There are no pianos in death. The sound of music does not exist, but the memory of it does. My Catholic leads me to believe such ridiculous things. Thoughts that aren’t quite jokes, but make me laugh, nonetheless. If I was normal, my reach would be high, far, wide. It isn’t healthy to want to be so different, but it is all I want. My mind presents me with images of how things could be, if only eccentricities would die, and it is a beautiful alternate reality.
Paul had a low sex drive, but a high desire for me to be like everyone else. And there it is. Those that care for me, would care for me more if I wasn’t a predicament, or this complicated paradox they want desperately to adjust, like bad reception on the radio.
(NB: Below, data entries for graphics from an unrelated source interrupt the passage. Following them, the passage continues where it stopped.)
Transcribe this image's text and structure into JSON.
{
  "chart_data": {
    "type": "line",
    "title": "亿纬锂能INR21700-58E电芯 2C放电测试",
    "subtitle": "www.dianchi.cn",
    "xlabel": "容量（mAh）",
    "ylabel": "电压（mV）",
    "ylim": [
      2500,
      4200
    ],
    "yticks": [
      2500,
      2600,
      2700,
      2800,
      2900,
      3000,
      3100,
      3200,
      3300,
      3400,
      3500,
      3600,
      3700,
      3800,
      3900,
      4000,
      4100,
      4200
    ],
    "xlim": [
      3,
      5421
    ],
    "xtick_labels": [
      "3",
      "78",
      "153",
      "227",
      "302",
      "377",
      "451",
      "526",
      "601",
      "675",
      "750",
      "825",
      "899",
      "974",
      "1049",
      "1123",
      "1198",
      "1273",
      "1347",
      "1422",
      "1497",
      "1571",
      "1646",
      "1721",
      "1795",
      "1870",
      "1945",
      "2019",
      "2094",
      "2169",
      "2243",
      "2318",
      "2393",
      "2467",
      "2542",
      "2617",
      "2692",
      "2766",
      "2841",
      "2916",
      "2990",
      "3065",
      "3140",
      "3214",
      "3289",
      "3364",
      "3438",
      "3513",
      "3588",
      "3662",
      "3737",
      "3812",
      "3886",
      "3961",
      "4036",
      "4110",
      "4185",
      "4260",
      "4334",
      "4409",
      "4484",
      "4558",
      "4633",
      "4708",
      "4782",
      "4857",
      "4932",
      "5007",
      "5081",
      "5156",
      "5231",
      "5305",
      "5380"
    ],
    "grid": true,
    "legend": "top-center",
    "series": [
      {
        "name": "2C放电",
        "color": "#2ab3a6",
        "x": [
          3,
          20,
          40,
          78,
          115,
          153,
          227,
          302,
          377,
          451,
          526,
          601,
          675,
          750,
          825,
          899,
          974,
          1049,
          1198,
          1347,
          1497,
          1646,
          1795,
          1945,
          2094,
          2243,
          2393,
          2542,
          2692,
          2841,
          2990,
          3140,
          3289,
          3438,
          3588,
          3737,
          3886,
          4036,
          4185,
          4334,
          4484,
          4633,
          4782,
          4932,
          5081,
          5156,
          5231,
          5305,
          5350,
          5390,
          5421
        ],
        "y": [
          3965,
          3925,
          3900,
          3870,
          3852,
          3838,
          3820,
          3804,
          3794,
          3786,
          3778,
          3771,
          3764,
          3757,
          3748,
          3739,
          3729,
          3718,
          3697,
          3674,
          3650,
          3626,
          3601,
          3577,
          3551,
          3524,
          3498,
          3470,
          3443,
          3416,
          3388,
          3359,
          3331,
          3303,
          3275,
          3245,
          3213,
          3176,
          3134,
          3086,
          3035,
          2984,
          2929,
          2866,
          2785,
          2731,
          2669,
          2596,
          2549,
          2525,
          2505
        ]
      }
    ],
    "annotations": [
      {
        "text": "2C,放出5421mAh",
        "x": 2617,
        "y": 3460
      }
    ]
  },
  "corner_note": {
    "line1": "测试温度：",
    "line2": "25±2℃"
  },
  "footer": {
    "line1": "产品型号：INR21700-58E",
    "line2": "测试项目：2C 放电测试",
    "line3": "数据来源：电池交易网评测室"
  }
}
I have been cruel to men, so that they are too stunned to attack.
What is a romantic relationship, and why is it worth having? A world of two, excluding all that once mattered? Waking moments are only important if the other is near? Shared thoughts and completed sentences? None of this appeals to me. Losing oneself to gain nothing. A wedding ring, children, a mortgaged home, debt. Changing directions one final time. The high price of divorce. Murder of genuine purpose. Exchanging secrets later used for blackmail. A man that could be a part of me, when I am least in need of another part.
I have taken away nothing from the men I have dated. Jason, for example, had a rope. We laughed, played, argued, embraced. I cannot remember this clearly, but the rope hanging from a tree in his backyard is still so fresh in my mind. The beautiful doesn’t stick quite like the banal.